SWITZERLAND: Smoking costs 5 billion Swiss francs a year!

In Switzerland, tobacco consumption generates 3 billion Swiss francs annually for medical expenses. Added to this are 2 billion Swiss francs of losses to the economy, related to diseases and deaths, says a study released Monday.


In 2015, tobacco consumption resulted in direct medical costs of up to three billion Swiss francs. These are costs incurred for the treatment of tobacco-related diseases, says Swiss Association for Smoking Prevention (AT) in a statement. She cites a new study of the Zurich University of Applied Sciences (ZHAW).

The cost of cancer treatment is 1,2 billion Swiss francs, the cost of cardiovascular disease at one billion Swiss francs and that of pulmonary and respiratory diseases 0,7 billion Swiss francs, details the study. This amount corresponds to 3,9% of the total health expenditure of Switzerland in 2015, specifies the release of the TA.

Tobacco use also leads to costs resulting from premature death or diseases that can sometimes last for years and are difficult to measure in Swiss francs, notes the TA.

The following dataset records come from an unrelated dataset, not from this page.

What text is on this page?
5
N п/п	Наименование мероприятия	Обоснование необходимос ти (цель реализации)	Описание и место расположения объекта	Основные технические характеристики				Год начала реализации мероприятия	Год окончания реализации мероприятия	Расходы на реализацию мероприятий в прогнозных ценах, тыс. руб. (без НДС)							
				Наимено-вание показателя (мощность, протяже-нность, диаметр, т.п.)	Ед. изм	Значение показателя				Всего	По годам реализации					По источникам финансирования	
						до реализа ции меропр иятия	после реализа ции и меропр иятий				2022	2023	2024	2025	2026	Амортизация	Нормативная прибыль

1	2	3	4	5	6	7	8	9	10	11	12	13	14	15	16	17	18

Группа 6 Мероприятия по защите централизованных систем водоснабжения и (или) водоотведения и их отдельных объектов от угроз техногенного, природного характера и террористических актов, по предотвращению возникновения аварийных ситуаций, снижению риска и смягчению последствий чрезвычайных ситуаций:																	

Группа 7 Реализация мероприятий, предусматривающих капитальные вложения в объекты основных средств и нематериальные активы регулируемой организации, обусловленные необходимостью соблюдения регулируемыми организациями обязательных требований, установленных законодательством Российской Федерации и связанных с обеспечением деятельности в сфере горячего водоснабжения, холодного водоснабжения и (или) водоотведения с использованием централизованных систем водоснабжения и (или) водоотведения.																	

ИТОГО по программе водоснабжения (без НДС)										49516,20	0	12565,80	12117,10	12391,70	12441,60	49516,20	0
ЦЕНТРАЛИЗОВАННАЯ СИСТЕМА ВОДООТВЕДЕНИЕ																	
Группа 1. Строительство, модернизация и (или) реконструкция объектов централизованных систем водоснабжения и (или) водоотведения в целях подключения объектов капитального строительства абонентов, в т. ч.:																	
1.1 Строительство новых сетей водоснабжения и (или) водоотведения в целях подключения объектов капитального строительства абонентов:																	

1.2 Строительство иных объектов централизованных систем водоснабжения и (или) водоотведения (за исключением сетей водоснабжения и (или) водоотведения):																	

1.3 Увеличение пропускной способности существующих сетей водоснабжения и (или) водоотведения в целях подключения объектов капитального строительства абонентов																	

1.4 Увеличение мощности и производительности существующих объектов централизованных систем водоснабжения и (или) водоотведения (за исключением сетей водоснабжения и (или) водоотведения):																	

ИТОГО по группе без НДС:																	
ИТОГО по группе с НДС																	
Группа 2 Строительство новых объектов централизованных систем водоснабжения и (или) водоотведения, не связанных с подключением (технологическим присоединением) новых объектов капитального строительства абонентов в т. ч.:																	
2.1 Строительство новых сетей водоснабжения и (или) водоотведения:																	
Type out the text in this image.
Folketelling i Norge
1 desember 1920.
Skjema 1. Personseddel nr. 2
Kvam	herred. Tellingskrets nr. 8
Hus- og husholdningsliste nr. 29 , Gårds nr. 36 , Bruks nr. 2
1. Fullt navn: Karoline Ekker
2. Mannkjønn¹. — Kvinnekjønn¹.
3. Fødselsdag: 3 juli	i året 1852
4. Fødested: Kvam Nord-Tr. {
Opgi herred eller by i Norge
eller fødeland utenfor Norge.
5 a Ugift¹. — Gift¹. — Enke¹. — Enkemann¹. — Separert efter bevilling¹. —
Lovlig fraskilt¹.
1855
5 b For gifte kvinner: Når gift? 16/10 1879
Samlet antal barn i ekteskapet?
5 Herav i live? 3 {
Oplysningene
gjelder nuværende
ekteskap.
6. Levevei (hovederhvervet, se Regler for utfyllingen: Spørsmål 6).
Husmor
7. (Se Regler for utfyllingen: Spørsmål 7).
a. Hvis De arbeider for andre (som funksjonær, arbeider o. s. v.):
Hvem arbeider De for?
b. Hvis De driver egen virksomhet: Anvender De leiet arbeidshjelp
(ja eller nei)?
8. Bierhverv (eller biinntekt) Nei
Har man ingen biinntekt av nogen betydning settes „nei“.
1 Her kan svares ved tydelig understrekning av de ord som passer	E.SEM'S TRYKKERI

In 2015, smoking in Switzerland caused a total of 9535 deaths, or 14,1% of all deaths recorded that year. Just under two-thirds (64%) of smoking-related deaths occurred in men and a third in women (36%).

Most of these deaths (44%) are due to cancer. Cardiovascular disease and lung and respiratory diseases are other common causes of death, with 35% and 21%. For comparison: the same year, 253 people died in road accidents and 2500 people because of the annual flu epidemic.

35 smokers at 54 years die fourteen times more often from lung cancer than men of the same age who have never smoked, says the TA again. It states that the study is based on complete and detailed data collected over more than 24 years.

Smoking is the main risk factor for many heart and lung diseases. In men aged 35 and older, more than 80% of lung cancers are directly related to smoking.

For the authors of the study, the reduction of smoking is therefore the main priority of health policy. Figures on the relative risk of death among ex-smokers also show that stopping smoking drastically reduces risk.

In the sample of ex-smokers who were studied, the risk of dying from one of the tobacco-related illnesses is indeed much lower than that of the smokers. In former smokers aged 35 to 54 years, the risk of dying from lung cancer is four times higher than men who have never smoked.